Le prince Dimitri Tolstoï regarda Rio-Santo avec étonnement et de cet air qui semble dire : cet homme ne serait-il point fou ?

— Assurément, milord, dit-il après un silence, je suis désormais fort acquis à Votre Seigneurie, mais il n’est pas possible que vous ignoriez les lenteurs inhérentes aux négociations diplomatiques… Depuis six jours j’ai commencé une série de démarches…

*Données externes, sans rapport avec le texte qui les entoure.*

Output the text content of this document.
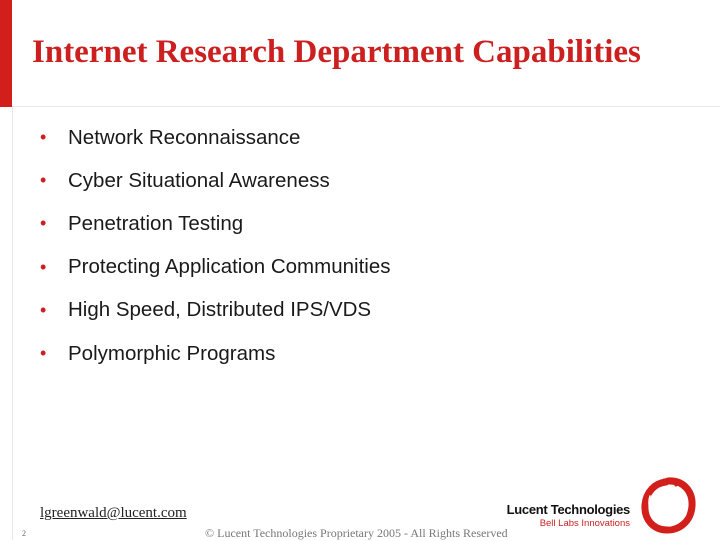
Internet Research Department Capabilities
•	Network Reconnaissance
•	Cyber Situational Awareness
•	Penetration Testing
•	Protecting Application Communities
•	High Speed, Distributed IPS/VDS
•	Polymorphic Programs
lgreenwald@lucent.com
2	© Lucent Technologies Proprietary 2005 - All Rights Reserved
Lucent Technologies
Bell Labs Innovations
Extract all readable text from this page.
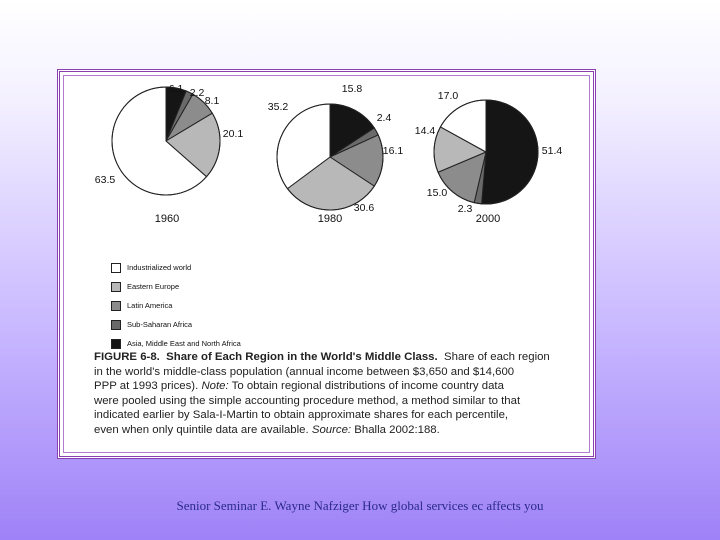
6.1 2.2
8.1
20.1
63.5
1960
15.8
2.4
16.1
30.6
35.2
1980
51.4
2.3
15.0
14.4
17.0
2000
Industrialized world
Eastern Europe
Latin America
Sub-Saharan Africa
Asia, Middle East and North Africa
FIGURE 6-8. Share of Each Region in the World's Middle Class. Share of each region
in the world's middle-class population (annual income between $3,650 and $14,600
PPP at 1993 prices). Note: To obtain regional distributions of income country data
were pooled using the simple accounting procedure method, a method similar to that
indicated earlier by Sala-I-Martin to obtain approximate shares for each percentile,
even when only quintile data are available. Source: Bhalla 2002:188.
Senior Seminar E. Wayne Nafziger How global services ec affects you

— Milord, il faut les continuer, interrompit Rio-Santo, mais moi je n’ai pas le temps d’attendre leurs résultats. Il me faut une avance sur ce résultat… Votre Grâce ne pense-t-elle pas qu’une promesse politique puisse s’escompter comme un effet de commerce ?

— Si Votre Seigneurie daignait s’expliquer plus clairement…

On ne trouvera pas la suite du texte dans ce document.